DETAILS.COM 

Site Goals: Increase visitors while retaining brand voice, create compelling content with a small budget, develop a portfolio of branded/sponsored opportunities across the brand’s offerings (articles, events, video, newsletter).

How We Got There: Focused on new verticals like health, developed the world’s first men’s fashion blogger community, partnered with other sites to grow the newsletter base, and created new franchises like “The Grooming Awards”

The challenge at Details.com was always: How do you grow the audience exponentially while keeping the title’s voice and identity? The magazine was very niche. It was confidently not mainstream, and it didn't pander to low-hanging fruit that worked for other mags—sexy women, sports, political rabble-rousing. Instead, it courted an audience more serious about fashion and significantly more into the luxe life (higher household incomes and OK with higher price tags). Most important, it was a print magazine with a hands-on editor-in-chief. So how did we double traffic every year (from 300,000 to 2.5 million ultimately)?

Found the Right Content for our Audience

First, we did what everyone knows to do: create more and better content. Our core competency was fashion, but that didn’t bring eyeballs. Our most popular topic, it turns out, was health (everyone wants to know what the healthiest snack foods are). This makes sense; many of the stories have gender-neutral appeal and can be enjoyed/shared by girlfriends and wives. So I hired expert writers to create new, digital-only franchises including the debunking of health myths, newsy recaps of health-related headlines from science sites, and female-voiced explorations of sexuality and relationships through the lens of “health.” Traffic in year one grew from 300,000 UVs to 600,000.

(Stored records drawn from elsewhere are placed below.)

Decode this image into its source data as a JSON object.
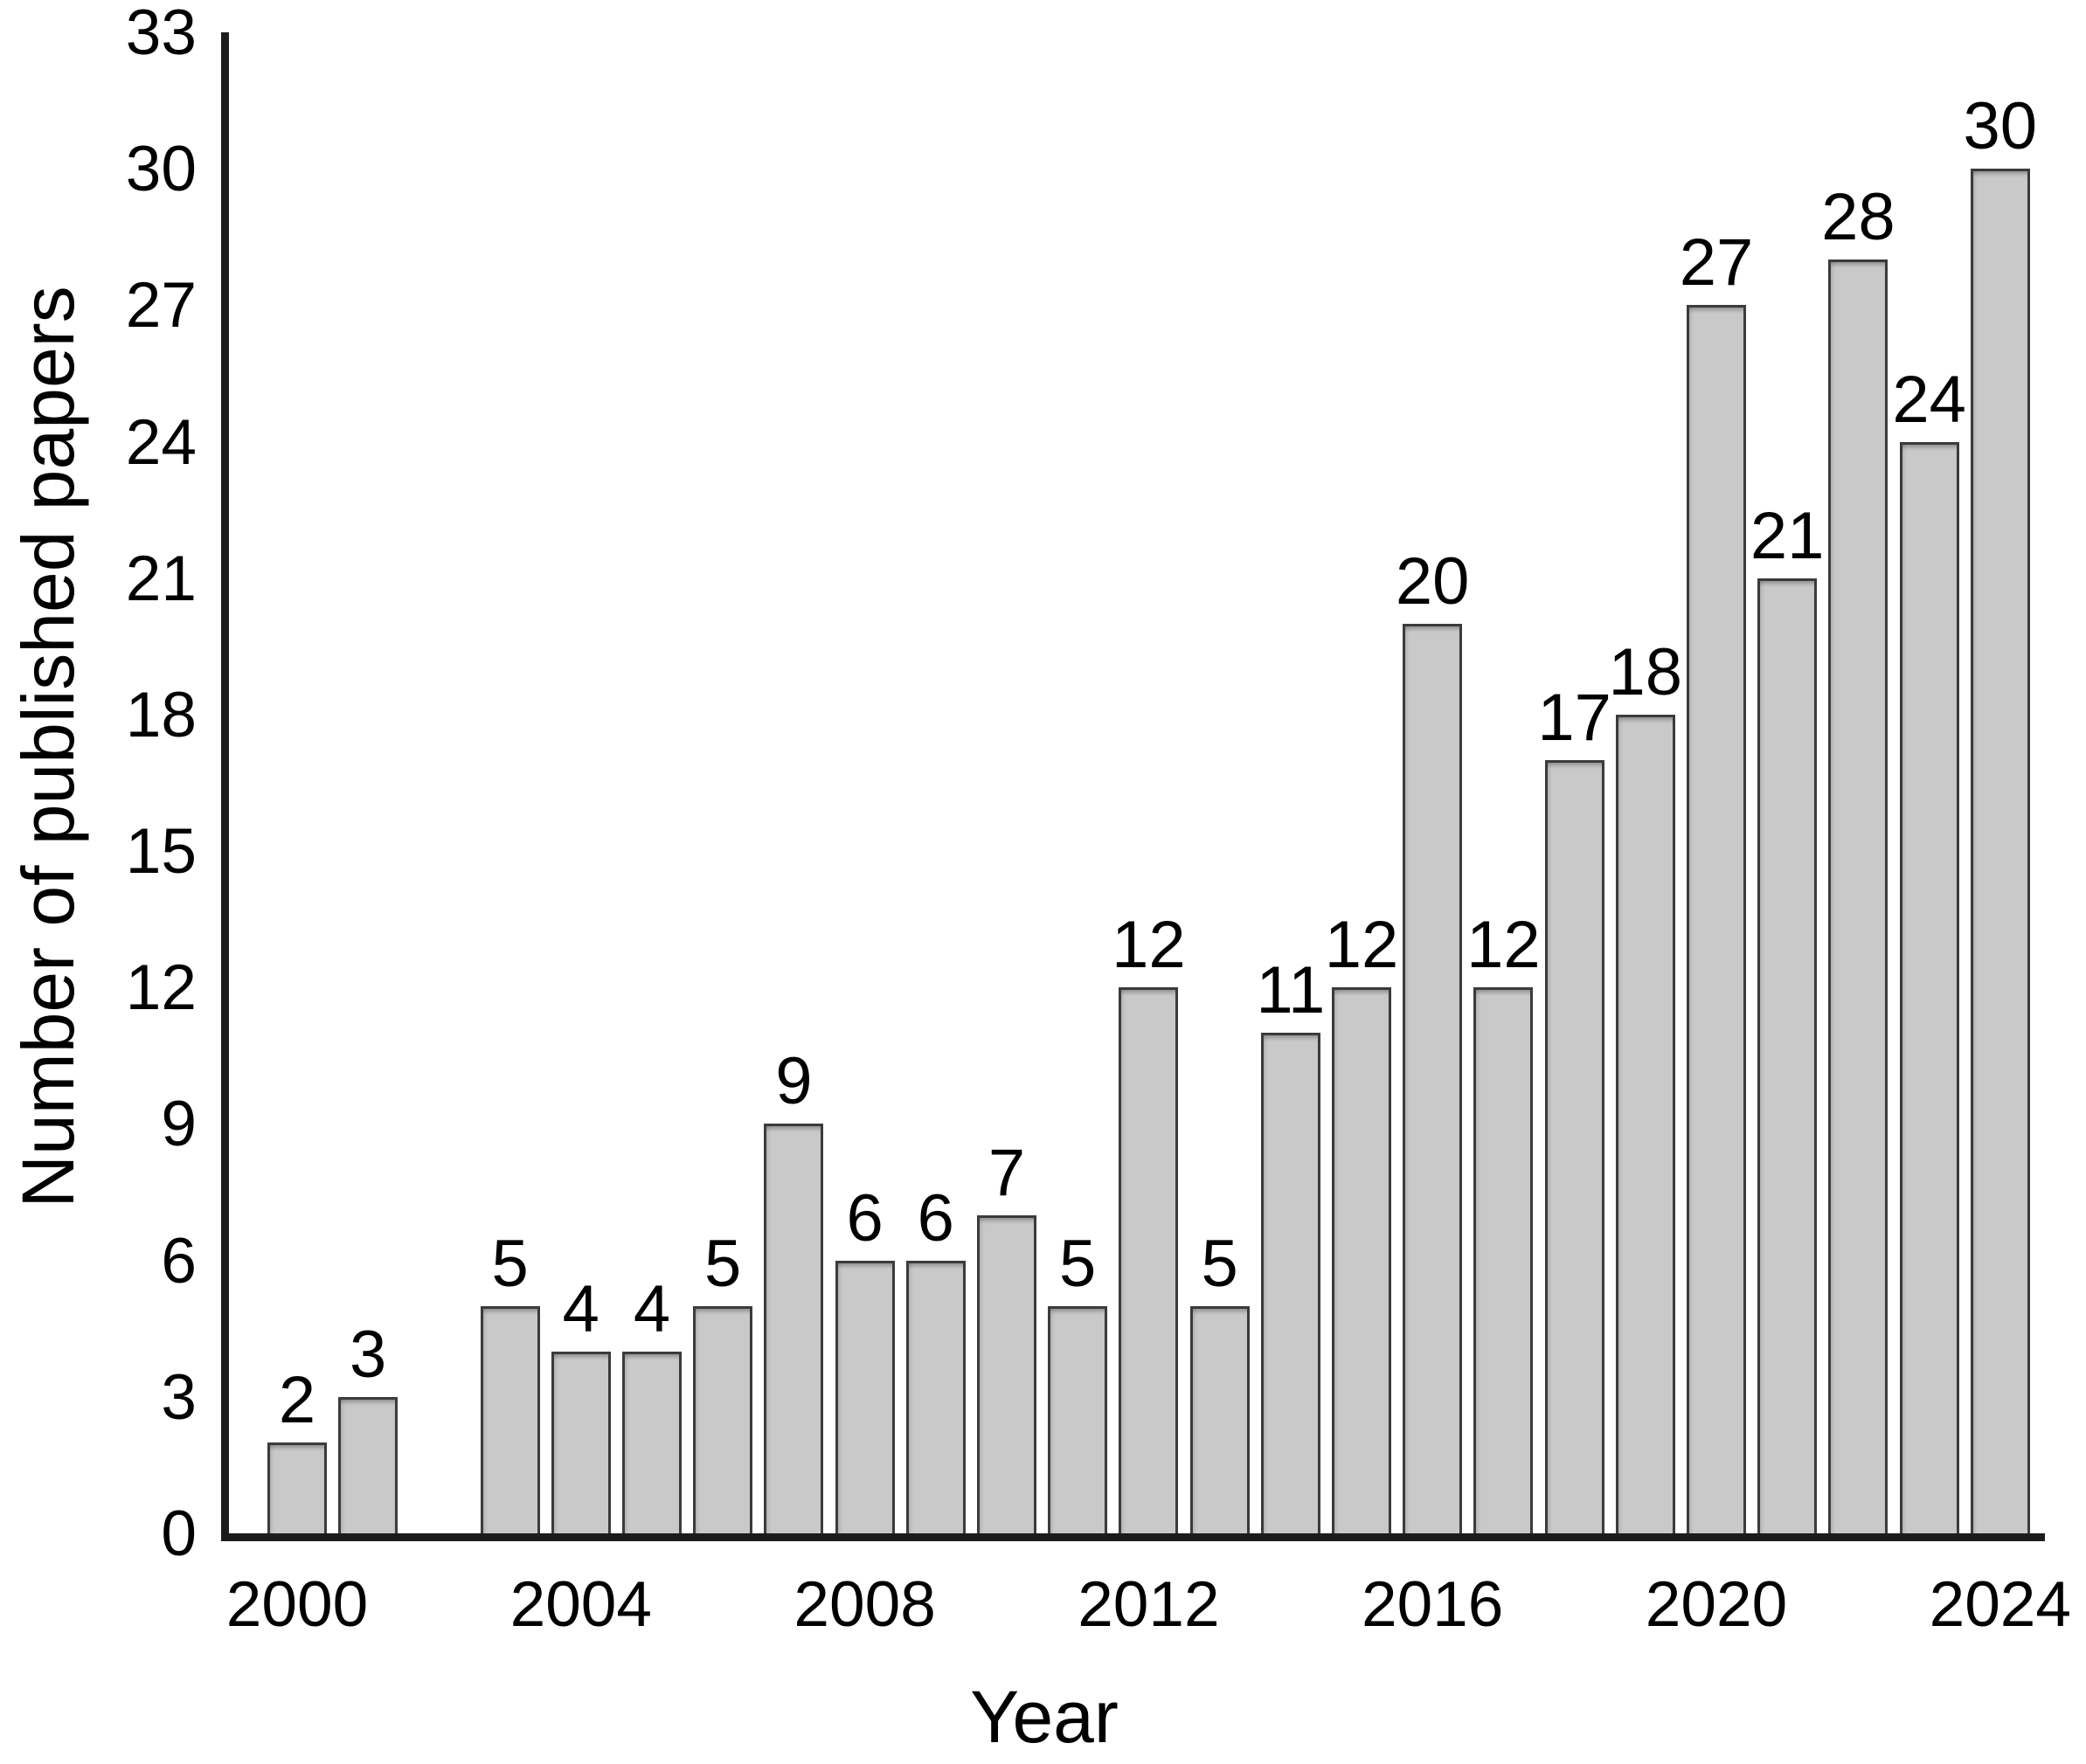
{
  "figure": {
    "background_color": "#ffffff"
  },
  "chart_data": {
    "type": "bar",
    "title": "",
    "xlabel": "Year",
    "ylabel": "Number of published papers",
    "points": [
      {
        "year": 2000,
        "value": 2
      },
      {
        "year": 2001,
        "value": 3
      },
      {
        "year": 2003,
        "value": 5
      },
      {
        "year": 2004,
        "value": 4
      },
      {
        "year": 2005,
        "value": 4
      },
      {
        "year": 2006,
        "value": 5
      },
      {
        "year": 2007,
        "value": 9
      },
      {
        "year": 2008,
        "value": 6
      },
      {
        "year": 2009,
        "value": 6
      },
      {
        "year": 2010,
        "value": 7
      },
      {
        "year": 2011,
        "value": 5
      },
      {
        "year": 2012,
        "value": 12
      },
      {
        "year": 2013,
        "value": 5
      },
      {
        "year": 2014,
        "value": 11
      },
      {
        "year": 2015,
        "value": 12
      },
      {
        "year": 2016,
        "value": 20
      },
      {
        "year": 2017,
        "value": 12
      },
      {
        "year": 2018,
        "value": 17
      },
      {
        "year": 2019,
        "value": 18
      },
      {
        "year": 2020,
        "value": 27
      },
      {
        "year": 2021,
        "value": 21
      },
      {
        "year": 2022,
        "value": 28
      },
      {
        "year": 2023,
        "value": 24
      },
      {
        "year": 2024,
        "value": 30
      }
    ],
    "missing_years": [
      2002
    ],
    "x_tick_years": [
      2000,
      2004,
      2008,
      2012,
      2016,
      2020,
      2024
    ],
    "y_ticks": [
      0,
      3,
      6,
      9,
      12,
      15,
      18,
      21,
      24,
      27,
      30,
      33
    ],
    "ylim": [
      0,
      33
    ],
    "grid": false,
    "legend": "none",
    "data_labels": true,
    "bar_fill_color": "#c9c9c9",
    "bar_border_color": "#3b3b3b",
    "axis_color": "#1c1c1c",
    "text_color": "#000000"
  }
}
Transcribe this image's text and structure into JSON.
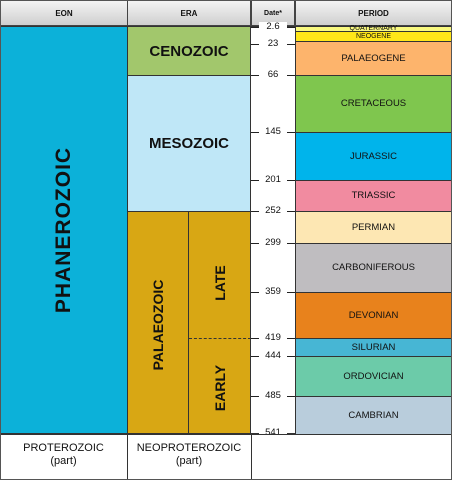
{
  "headers": {
    "eon": "EON",
    "era": "ERA",
    "date": "Date*",
    "period": "PERIOD"
  },
  "eons": {
    "phanerozoic": "PHANEROZOIC",
    "proterozoic": "PROTEROZOIC\n(part)"
  },
  "eras": {
    "cenozoic": "CENOZOIC",
    "mesozoic": "MESOZOIC",
    "palaeozoic": "PALAEOZOIC",
    "late": "LATE",
    "early": "EARLY",
    "neoproterozoic": "NEOPROTEROZOIC\n(part)"
  },
  "dates": [
    "2.6",
    "23",
    "66",
    "145",
    "201",
    "252",
    "299",
    "359",
    "419",
    "444",
    "485",
    "541"
  ],
  "periods": [
    {
      "label": "QUATERNARY",
      "color": "#f9f97f"
    },
    {
      "label": "NEOGENE",
      "color": "#ffe619"
    },
    {
      "label": "PALAEOGENE",
      "color": "#fdb46c"
    },
    {
      "label": "CRETACEOUS",
      "color": "#7fc64e"
    },
    {
      "label": "JURASSIC",
      "color": "#00b4eb"
    },
    {
      "label": "TRIASSIC",
      "color": "#f18ba0"
    },
    {
      "label": "PERMIAN",
      "color": "#fde7b3"
    },
    {
      "label": "CARBONIFEROUS",
      "color": "#bfbdc0"
    },
    {
      "label": "DEVONIAN",
      "color": "#e8821c"
    },
    {
      "label": "SILURIAN",
      "color": "#47b6d4"
    },
    {
      "label": "ORDOVICIAN",
      "color": "#6ccba9"
    },
    {
      "label": "CAMBRIAN",
      "color": "#b9cddc"
    }
  ],
  "colors": {
    "phanerozoic": "#0cb1d9",
    "cenozoic": "#a2c76c",
    "mesozoic": "#bfe7f7",
    "palaeozoic": "#d8a714"
  }
}
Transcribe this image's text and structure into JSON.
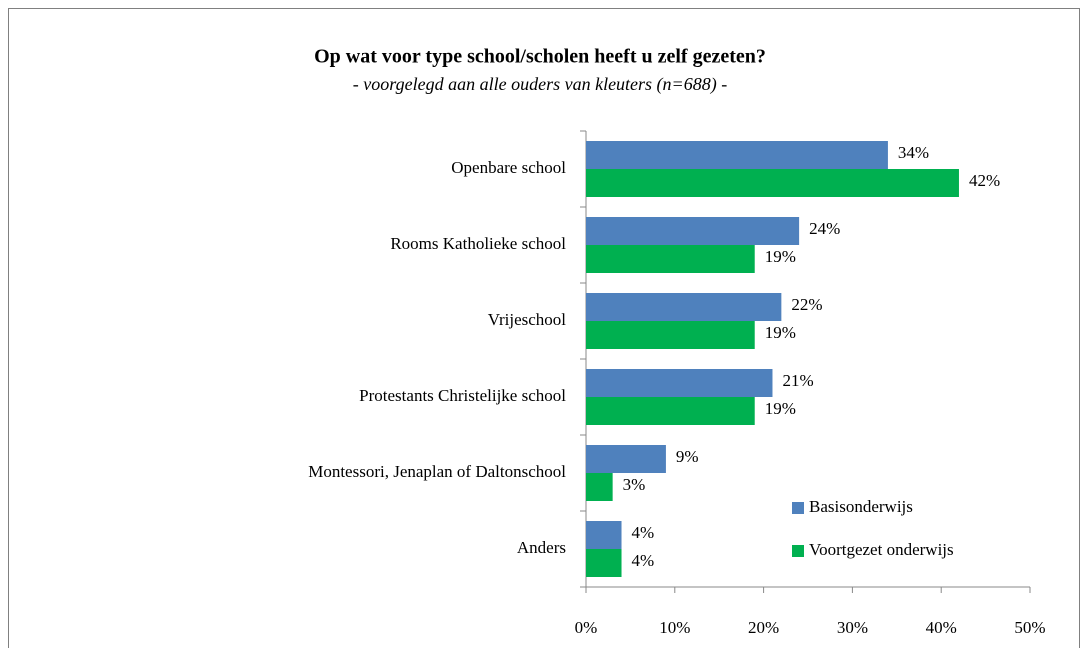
{
  "chart_data": {
    "type": "bar",
    "orientation": "horizontal",
    "title": "Op wat voor type school/scholen heeft u zelf gezeten?",
    "subtitle": "- voorgelegd aan alle ouders van kleuters (n=688) -",
    "categories": [
      "Openbare school",
      "Rooms Katholieke school",
      "Vrijeschool",
      "Protestants Christelijke school",
      "Montessori, Jenaplan of Daltonschool",
      "Anders"
    ],
    "series": [
      {
        "name": "Basisonderwijs",
        "color": "#4f81bd",
        "values": [
          34,
          24,
          22,
          21,
          9,
          4
        ],
        "value_labels": [
          "34%",
          "24%",
          "22%",
          "21%",
          "9%",
          "4%"
        ]
      },
      {
        "name": "Voortgezet onderwijs",
        "color": "#00b050",
        "values": [
          42,
          19,
          19,
          19,
          3,
          4
        ],
        "value_labels": [
          "42%",
          "19%",
          "19%",
          "19%",
          "3%",
          "4%"
        ]
      }
    ],
    "xlim": [
      0,
      50
    ],
    "xticks": [
      {
        "value": 0,
        "label": "0%"
      },
      {
        "value": 10,
        "label": "10%"
      },
      {
        "value": 20,
        "label": "20%"
      },
      {
        "value": 30,
        "label": "30%"
      },
      {
        "value": 40,
        "label": "40%"
      },
      {
        "value": 50,
        "label": "50%"
      }
    ],
    "legend": "lower right"
  }
}
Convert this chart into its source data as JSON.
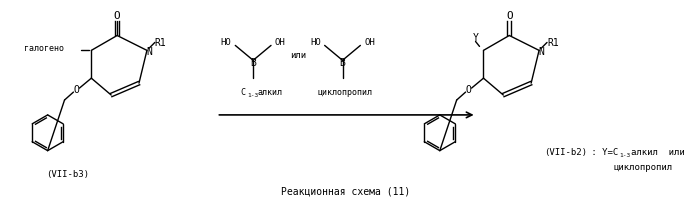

Tapped into Community — and Created One

What we really needed was more on-brand content (for cheap) and better social-media promotion. With help from a company called Tidal, we created the world’s first men’s fashion blogger community, better known today as an influencer network. I personally reached out to every quality fashion writer I could find and asked them if they’d like to participate in this new venture. Bottom line: We launched the “Style Syndicate,” a gorgeously designed feed with 25 participating sites, which eventually grew to 250 sites. The network generated 15 posts every weekday, some of which grabbed significant SEO authority (“beard” content in particular). We paid nothing for these stories; the arrangement was designed to be mutually beneficial (association with the Details brand in exchange for regular posts). What’s more, we knew that some of these bloggers (like BryanBoy) already had mammoth followings that we could piggyback on. Traffic doubled once again, from 600,000 to 1.2 million UVs.

 

 

 

 

 

 

 

 

 

 

 

 

 

 

 

 

 

 

 

Got Creative with Revenue Streams

Eventually, our sales team would figure out not only how to sell space on our blogger network’s contributions on our site, but also how to sell ads on their original sites (if they so desired)—and how to migrate their traffic to our comScore numbers in exchange for some of the revenue. That added more than a million uniques to our numbers.

 

Built Up Audience via Newsletter Partnerships

My role increasingly grew to manage and boost audience development. I shifted the newsletter from weekly to daily and added a newsletter sign-up pop-up box to the site on first entry. I worked with editors and marketing executives at other newsletters—Liquor.com, InsideHook, some travel sites—to create contests and sweepstakes, which added 100,000 email addresses to our database.

 

 

Experimented with 3rd Party Content Recommendation Companies

I was the first digital director at Condé Nast to recognize the value of ZergNet, a content recommendation company that focuses on high quality sponsored links (better than Taboola and Outbrain). I added their widget to our right rail. That generated three visits for every one we sent to them. I pressed our executive team to get us into Apple News when it first launched and to fight for better placement on MSN and Yahoo. As a result, we saw syndication referral traffic grow from 8% to 15% of the pie for any given month.

 

Optimized Social Media

We hired a social-media manager to optimize posts and interact with readers, identified what worked on each platform (and when), increased social-media velocity (more posts more often), and repeated successful posts with new headlines and new art whenever possible. I was also responsible for all aspects of the digital budget. In 2014, I convinced our managing editor to find more budget for Facebook and launched a series of initiatives to improve fan acquisition and boost posts.

 

Edited Shorter Videos

Our video strategy shifted in an effort to succeed on mobile/social platforms; we experimented with more than a dozen new video franchises (#WeWantIt, 60-Second Q&As, live from Fashion Week) and I mandated 30-second edits for every video (to promote on Facebook). Suddenly, we had hundreds of videos where there used to be only a dozen. When properly promoted, video views climbed from a few thousand to 30,000—and into the millions when we managed to get on the Scene’s home page (the hub for all Condé Nast brands).